The Dinosaur Project also makes the recommendations list in "5 Deep Cut Horror Movies to Seek Out in March 2023," also on the horror genre website Bloody Disgusting.

The August 2025 article "9 Best Movies Like ‘Primitive War’ To Watch If You Loved The Film" featuring on the multimedia database "Cinemablind.com" recommends The Dinosaur Project as a film to watch for fans of the movie Primitive War

The February 2025 article "Forget ‘Jurassic World Rebirth' — This Found Footage Dinosaur Horror From 2012 Has the Dino Death You Crave" on Collider.com goes further, suggesting that the relationship between Luke and the cute Lesothosaurus dinosaur Crypto in The Dinosaur Project may have influenced the subsequent Jurassic World movies, stating "Luke and Crypto pull on the heartstrings, with Crypto functioning as the film’s mascot, an endearing little creature to coo over.
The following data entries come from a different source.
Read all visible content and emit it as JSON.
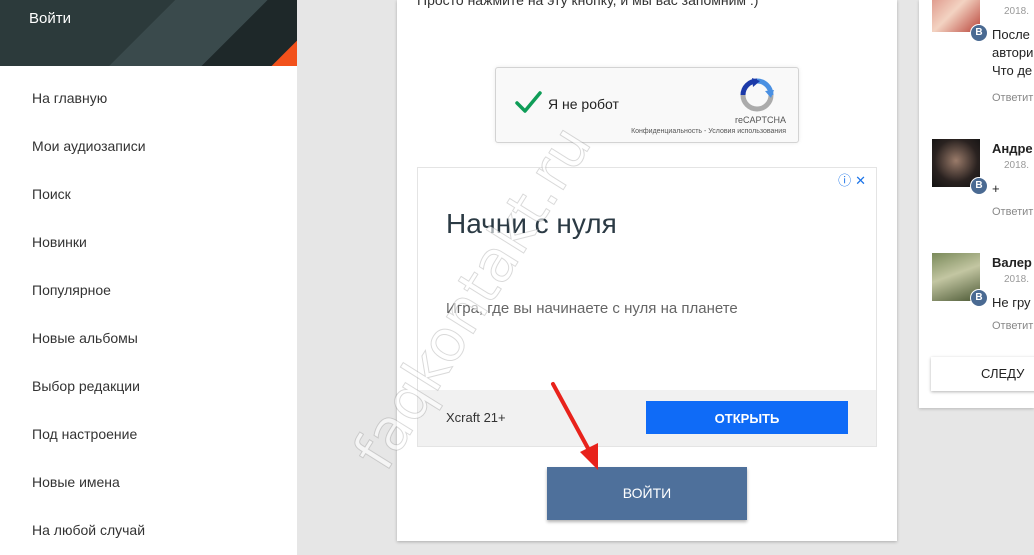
{
  "sidebar": {
    "login": "Войти",
    "items": [
      {
        "label": "На главную"
      },
      {
        "label": "Мои аудиозаписи"
      },
      {
        "label": "Поиск"
      },
      {
        "label": "Новинки"
      },
      {
        "label": "Популярное"
      },
      {
        "label": "Новые альбомы"
      },
      {
        "label": "Выбор редакции"
      },
      {
        "label": "Под настроение"
      },
      {
        "label": "Новые имена"
      },
      {
        "label": "На любой случай"
      }
    ]
  },
  "main": {
    "top_text": "Просто нажмите на эту кнопку, и мы вас запомним :)",
    "recaptcha": {
      "label": "Я не робот",
      "brand": "reCAPTCHA",
      "links": "Конфиденциальность - Условия использования",
      "check_color": "#0f9d58"
    },
    "ad": {
      "title": "Начни с нуля",
      "description": "Игра, где вы начинаете с нуля на планете",
      "brand": "Xcraft 21+",
      "button": "ОТКРЫТЬ",
      "icons": "ⓘ✕"
    },
    "login_button": "ВОЙТИ",
    "watermark": "faqkontakt.ru"
  },
  "comments": [
    {
      "name": "",
      "date": "2018.",
      "text": [
        "После",
        "автори",
        "Что де"
      ],
      "reply": "Ответит"
    },
    {
      "name": "Андре",
      "date": "2018.",
      "text": [
        "+"
      ],
      "reply": "Ответит"
    },
    {
      "name": "Валер",
      "date": "2018.",
      "text": [
        "Не гру"
      ],
      "reply": "Ответит"
    }
  ],
  "next_button": "СЛЕДУ",
  "colors": {
    "sidebar_header": "#2c3a3b",
    "accent_orange": "#f2511b",
    "login_button": "#4e709b",
    "ad_button": "#0f6bf7",
    "vk_badge": "#4a6a92"
  }
}
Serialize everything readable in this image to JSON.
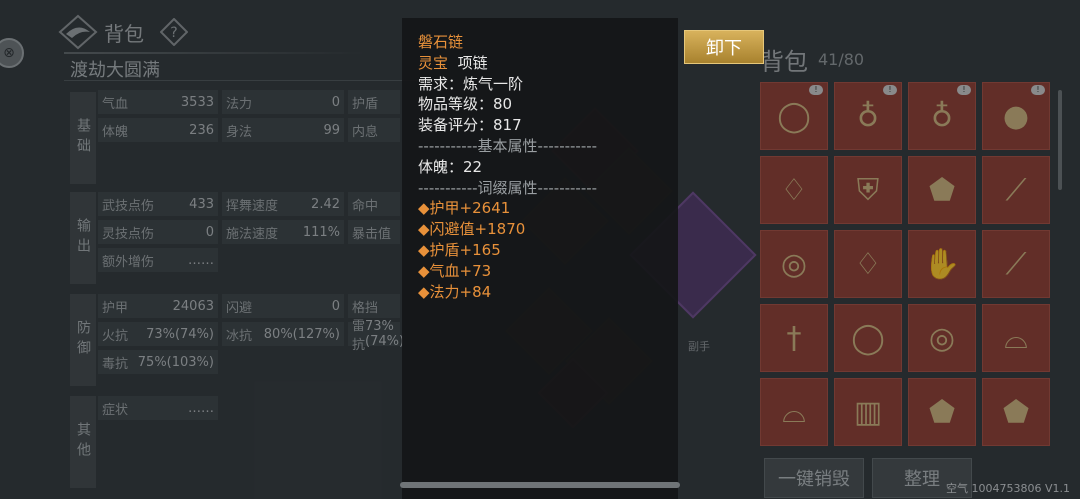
{
  "header": {
    "title": "背包",
    "help_glyph": "?",
    "realm": "渡劫大圆满"
  },
  "stats": {
    "sections": [
      {
        "label": "基础",
        "key": "basic"
      },
      {
        "label": "输出",
        "key": "output"
      },
      {
        "label": "防御",
        "key": "defense"
      },
      {
        "label": "其他",
        "key": "other"
      }
    ],
    "basic": [
      {
        "name": "气血",
        "value": "3533"
      },
      {
        "name": "法力",
        "value": "0"
      },
      {
        "name": "护盾",
        "value": ""
      },
      {
        "name": "体魄",
        "value": "236"
      },
      {
        "name": "身法",
        "value": "99"
      },
      {
        "name": "内息",
        "value": ""
      }
    ],
    "output": [
      {
        "name": "武技点伤",
        "value": "433"
      },
      {
        "name": "挥舞速度",
        "value": "2.42"
      },
      {
        "name": "命中",
        "value": ""
      },
      {
        "name": "灵技点伤",
        "value": "0"
      },
      {
        "name": "施法速度",
        "value": "111%"
      },
      {
        "name": "暴击值",
        "value": ""
      },
      {
        "name": "额外增伤",
        "value": "……"
      }
    ],
    "defense": [
      {
        "name": "护甲",
        "value": "24063"
      },
      {
        "name": "闪避",
        "value": "0"
      },
      {
        "name": "格挡",
        "value": ""
      },
      {
        "name": "火抗",
        "value": "73%(74%)"
      },
      {
        "name": "冰抗",
        "value": "80%(127%)"
      },
      {
        "name": "雷抗",
        "value": "73%(74%)"
      },
      {
        "name": "毒抗",
        "value": "75%(103%)"
      }
    ],
    "other": [
      {
        "name": "症状",
        "value": "……"
      }
    ]
  },
  "equipment": {
    "offhand_label": "副手"
  },
  "bag": {
    "title": "背包",
    "count": "41/80",
    "destroy_label": "一键销毁",
    "sort_label": "整理",
    "items": [
      {
        "icon": "bracelet-icon",
        "badge": true
      },
      {
        "icon": "amulet-icon",
        "badge": true
      },
      {
        "icon": "amulet-icon",
        "badge": true
      },
      {
        "icon": "orb-icon",
        "badge": true
      },
      {
        "icon": "necklace-icon",
        "badge": false
      },
      {
        "icon": "armor-icon",
        "badge": false
      },
      {
        "icon": "shield-icon",
        "badge": false
      },
      {
        "icon": "blade-icon",
        "badge": false
      },
      {
        "icon": "ring-icon",
        "badge": false
      },
      {
        "icon": "necklace-icon",
        "badge": false
      },
      {
        "icon": "gloves-icon",
        "badge": false
      },
      {
        "icon": "blade-icon",
        "badge": false
      },
      {
        "icon": "dagger-icon",
        "badge": false
      },
      {
        "icon": "bracelet-icon",
        "badge": false
      },
      {
        "icon": "ring-icon",
        "badge": false
      },
      {
        "icon": "helmet-icon",
        "badge": false
      },
      {
        "icon": "helmet-icon",
        "badge": false
      },
      {
        "icon": "bracer-icon",
        "badge": false
      },
      {
        "icon": "shield-icon",
        "badge": false
      },
      {
        "icon": "shield-icon",
        "badge": false
      }
    ]
  },
  "tooltip": {
    "item_name": "磐石链",
    "quality": "灵宝",
    "type": "项链",
    "requirement": "需求：炼气一阶",
    "item_level": "物品等级：80",
    "gear_score": "装备评分：817",
    "base_header": "-----------基本属性-----------",
    "base_attr": "体魄：22",
    "affix_header": "-----------词缀属性-----------",
    "affixes": [
      "◆护甲+2641",
      "◆闪避值+1870",
      "◆护盾+165",
      "◆气血+73",
      "◆法力+84"
    ],
    "unequip_label": "卸下"
  },
  "footer": "空气 1004753806 V1.1"
}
It's a smart move on the film's part, one the Jurassic World movies might have been inspired by...while watching Crypto and Luke bond in The Dinosaur Project, one can't help but feel reminded of Blue and Chris Pratt's Owen."

===Box office===
The Dinosaur Project grossed $2,412,576 from cinemas worldwide. On its international cinema release, debuting in South East Asia, the movie was a commercial hit, entering the Malaysian box office charts in second position behind The Expendables 2. On its release in Thailand, The Dinosaur Project attained third spot.

==Music==
Richard Blair-Oliphant scored the music for the film and on its soundtrack.